Europe’s investigation of cheap electric vehicles from China is appreciated, a little late and will not be enough on its own to reverse the region’s fortunes, according to Roberto Vavassori, the president of Italy’s automotive industry association.
The car sector is in trouble in part because the European Union is trying to regulate its way to an all-electric future without appreciating the implications for industry, Roberto Vavassori, the head of the trade association known as Anfia and an executive director of braking supplier Brembo, told Bloomberg News in an interview.
Here are highlights from the conversation, which have been edited for length and clarity:
Are you relieved by the probe announced by European Commission President Ursula von der Leyen?

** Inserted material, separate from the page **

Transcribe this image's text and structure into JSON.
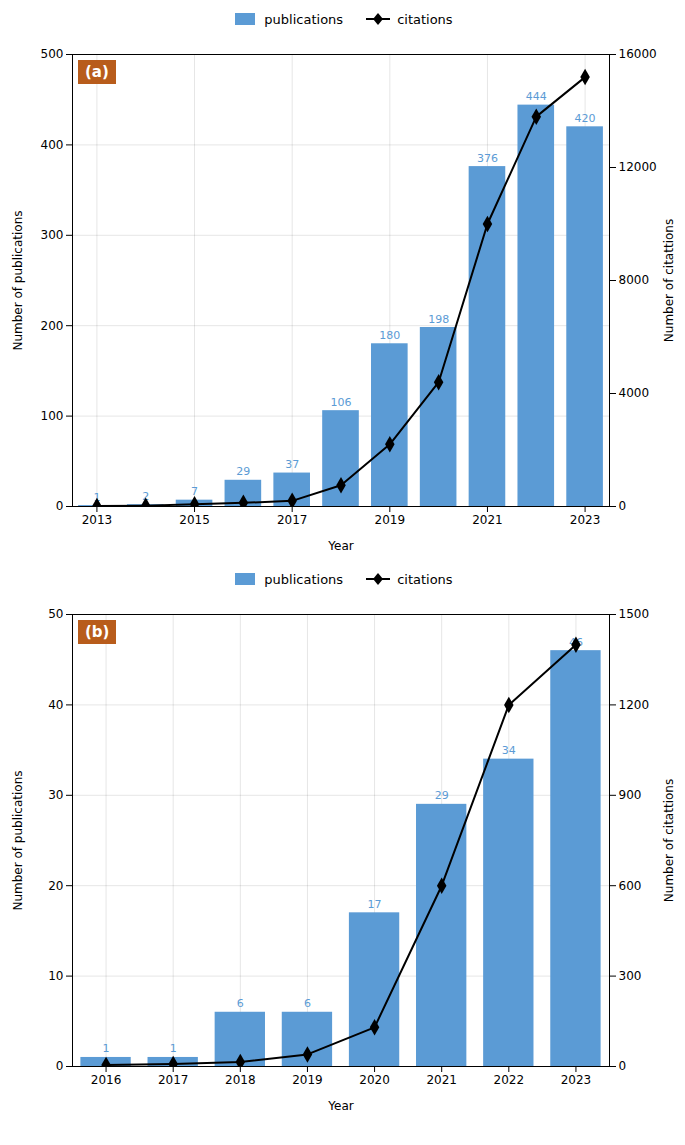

The probe is certainly welcome, but it also certainly comes at least a year and a half too late. A serious and efficient probe should have taken place quietly. I would have liked seeing this declaration accompanied by some probe results. Now that ships full of Chinese EVs have left their shores and are heading toward Hamburg and other European ports, it’s a bit late to flag that we are starting a probe, especially at a time of very delicate political and trade relations between Europe and China.
There are things we should have done years ago, first of all putting in place equal tariffs for European cars going to China and Chinese cars coming to Europe.
Is this probe a win for France, or the result of collective action?
This is not about France versus Germany. We should stop thinking in this partisan way.
It’s true that German carmakers have bigger auto investments in China than French ones, but it was not only the French pushing for this probe. We should not once again fall into the trap of polarization, of us-versus-them. It will not get us far.